A symmetric space of non-compact type is a manifold of shape

{\ displaystyle M = G / K}

with a semi-simple Lie group and a maximally compact subgroup . ${\ displaystyle G}$ ${\ displaystyle K}$

For a symmetrical space one has a Cartan decomposition

{\ displaystyle {\ mathfrak {g}} = {\ mathfrak {k}} \ oplus {\ mathfrak {p}}}

and one can identify the tangent space in the neutral element with . ${\ displaystyle T _ {\ left [e \ right]} G / K}$ ${\ displaystyle {\ mathfrak {p}}}$

The killing form is negative definitely on and positive definitely on . In particular, it defines an -invariant scalar product and thus a left-invariant Riemannian metric . Except for multiplication by scalars, this is the only -invariant metric . ${\ displaystyle {\ mathfrak {k}}}$ ${\ displaystyle {\ mathfrak {p}}}$ ${\ displaystyle \ operatorname {Ad} (G)}$ ${\ displaystyle {\ mathfrak {p}}}$ ${\ displaystyle M = G / K}$ ${\ displaystyle G}$ ${\ displaystyle M}$

The differential geometry of symmetrical spaces deals with the properties of these Riemannian manifolds.

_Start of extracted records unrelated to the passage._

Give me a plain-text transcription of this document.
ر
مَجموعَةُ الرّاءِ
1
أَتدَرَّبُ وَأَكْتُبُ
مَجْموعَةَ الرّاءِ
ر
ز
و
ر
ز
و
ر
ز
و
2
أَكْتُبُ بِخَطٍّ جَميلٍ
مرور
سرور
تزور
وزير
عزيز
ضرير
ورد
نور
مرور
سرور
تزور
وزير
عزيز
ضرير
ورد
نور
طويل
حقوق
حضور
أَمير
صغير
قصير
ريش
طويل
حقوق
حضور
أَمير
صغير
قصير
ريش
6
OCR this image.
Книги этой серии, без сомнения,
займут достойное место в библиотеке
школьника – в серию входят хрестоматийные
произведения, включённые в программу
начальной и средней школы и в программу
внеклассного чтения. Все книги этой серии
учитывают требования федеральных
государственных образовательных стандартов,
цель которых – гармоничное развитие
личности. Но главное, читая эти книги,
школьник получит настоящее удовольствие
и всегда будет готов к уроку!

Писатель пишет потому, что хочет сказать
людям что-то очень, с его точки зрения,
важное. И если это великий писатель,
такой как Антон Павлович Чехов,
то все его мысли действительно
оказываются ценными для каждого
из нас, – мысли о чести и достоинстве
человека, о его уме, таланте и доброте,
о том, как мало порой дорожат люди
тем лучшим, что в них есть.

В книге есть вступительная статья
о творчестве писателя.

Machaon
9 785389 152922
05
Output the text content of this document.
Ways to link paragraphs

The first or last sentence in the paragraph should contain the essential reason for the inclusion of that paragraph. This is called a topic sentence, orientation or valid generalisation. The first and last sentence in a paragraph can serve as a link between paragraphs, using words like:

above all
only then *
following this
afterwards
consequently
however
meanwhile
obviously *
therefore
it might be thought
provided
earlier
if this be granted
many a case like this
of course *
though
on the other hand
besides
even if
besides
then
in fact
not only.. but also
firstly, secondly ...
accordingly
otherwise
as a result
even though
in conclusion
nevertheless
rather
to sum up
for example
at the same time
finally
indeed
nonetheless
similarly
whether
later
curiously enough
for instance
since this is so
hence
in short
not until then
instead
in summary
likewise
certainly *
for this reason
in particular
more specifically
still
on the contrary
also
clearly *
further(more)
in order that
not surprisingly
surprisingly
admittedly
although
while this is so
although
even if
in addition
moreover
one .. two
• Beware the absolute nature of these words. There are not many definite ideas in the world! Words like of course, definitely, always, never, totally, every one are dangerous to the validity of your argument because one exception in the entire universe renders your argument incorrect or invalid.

Classification of semi-simple Lie algebras

The killing form plays a key role in the classification of the semi-simple Lie algebras over algebraically closed fields of the characteristic . ${\ displaystyle 0}$

literature

Humphreys, James E .: Introduction to Lie algebras and representation theory. Graduate Texts in Mathematics, Vol. 9. Springer-Verlag, New York-Berlin, 1972.